Erinnert vieles in „Cassandras Traum“ an „Match Point“, so fallen jedoch eher Parallelen zu einem früheren Film Woody Allens ins Auge: In „Verbrechen und andere Kleinigkeiten“ (1989) wurde auch eine lästig gewordene Person durch einen Mord unter Brüdern „beseitigt“. Dieser bereits zum Klassiker gewordene Film stellte ebenfalls die Gewissenskonflikte aus einer vergessen geglaubten Religiosität heraus in den Mittelpunkt.

Siegte in „Verbrechen und andere Kleinigkeiten“ letztendlich die Verdrängung der Schuld, was allerdings negativ konnotiert wurde, so ist der Regisseur mit „Cassandras Traum“ moralisch reifer geworden.

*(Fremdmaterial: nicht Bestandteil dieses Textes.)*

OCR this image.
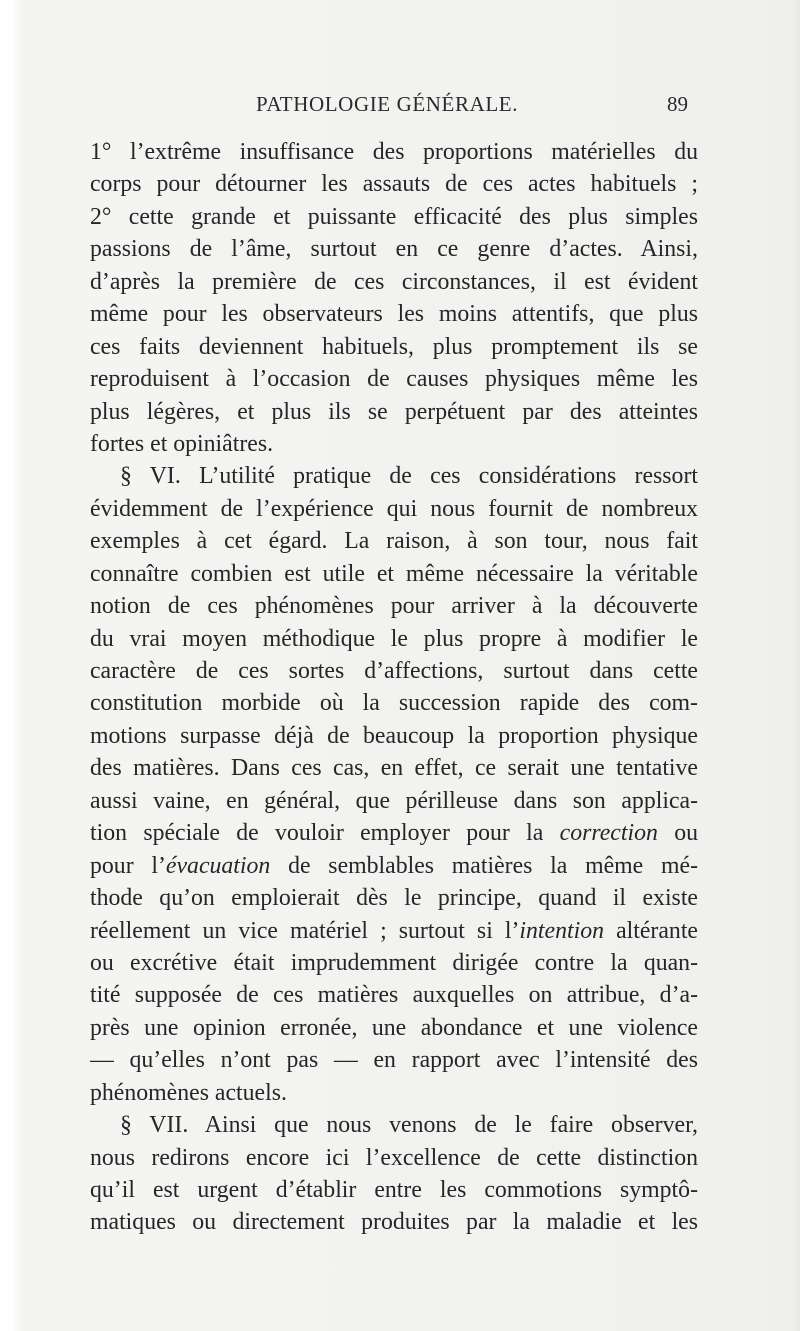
PATHOLOGIE GÉNÉRALE.	89
1° l’extrême insuffisance des proportions matérielles du
corps pour détourner les assauts de ces actes habituels ;
2° cette grande et puissante efficacité des plus simples
passions de l’âme, surtout en ce genre d’actes. Ainsi,
d’après la première de ces circonstances, il est évident
même pour les observateurs les moins attentifs, que plus
ces faits deviennent habituels, plus promptement ils se
reproduisent à l’occasion de causes physiques même les
plus légères, et plus ils se perpétuent par des atteintes
fortes et opiniâtres.
§ VI. L’utilité pratique de ces considérations ressort
évidemment de l’expérience qui nous fournit de nombreux
exemples à cet égard. La raison, à son tour, nous fait
connaître combien est utile et même nécessaire la véritable
notion de ces phénomènes pour arriver à la découverte
du vrai moyen méthodique le plus propre à modifier le
caractère de ces sortes d’affections, surtout dans cette
constitution morbide où la succession rapide des com-
motions surpasse déjà de beaucoup la proportion physique
des matières. Dans ces cas, en effet, ce serait une tentative
aussi vaine, en général, que périlleuse dans son applica-
tion spéciale de vouloir employer pour la correction ou
pour l’évacuation de semblables matières la même mé-
thode qu’on emploierait dès le principe, quand il existe
réellement un vice matériel ; surtout si l’intention altérante
ou excrétive était imprudemment dirigée contre la quan-
tité supposée de ces matières auxquelles on attribue, d’a-
près une opinion erronée, une abondance et une violence
— qu’elles n’ont pas — en rapport avec l’intensité des
phénomènes actuels.
§ VII. Ainsi que nous venons de le faire observer,
nous redirons encore ici l’excellence de cette distinction
qu’il est urgent d’établir entre les commotions symptô-
matiques ou directement produites par la maladie et les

Näher als in diesen früheren Spielfilmen lehnt sich Woody Allen in „Cassandras Traum“ an Dostojewskis „Schuld und Sühne“ an.

Obwohl sich der Schluss weniger dramaturgisch dicht als der Rest ausnimmt, leuchtet die geradlinige Inszenierung mit den gedämpften Farbtönen der Kamera von Vilmos Zsigmond und der unaufdringlichen Musik von Philip Glass sowie den guten Schauspielern ein. Vor allem aber überzeugt die trotz allem Fatalismus angemessene Herangehensweise, mit Schuld und Strafe umzugehen.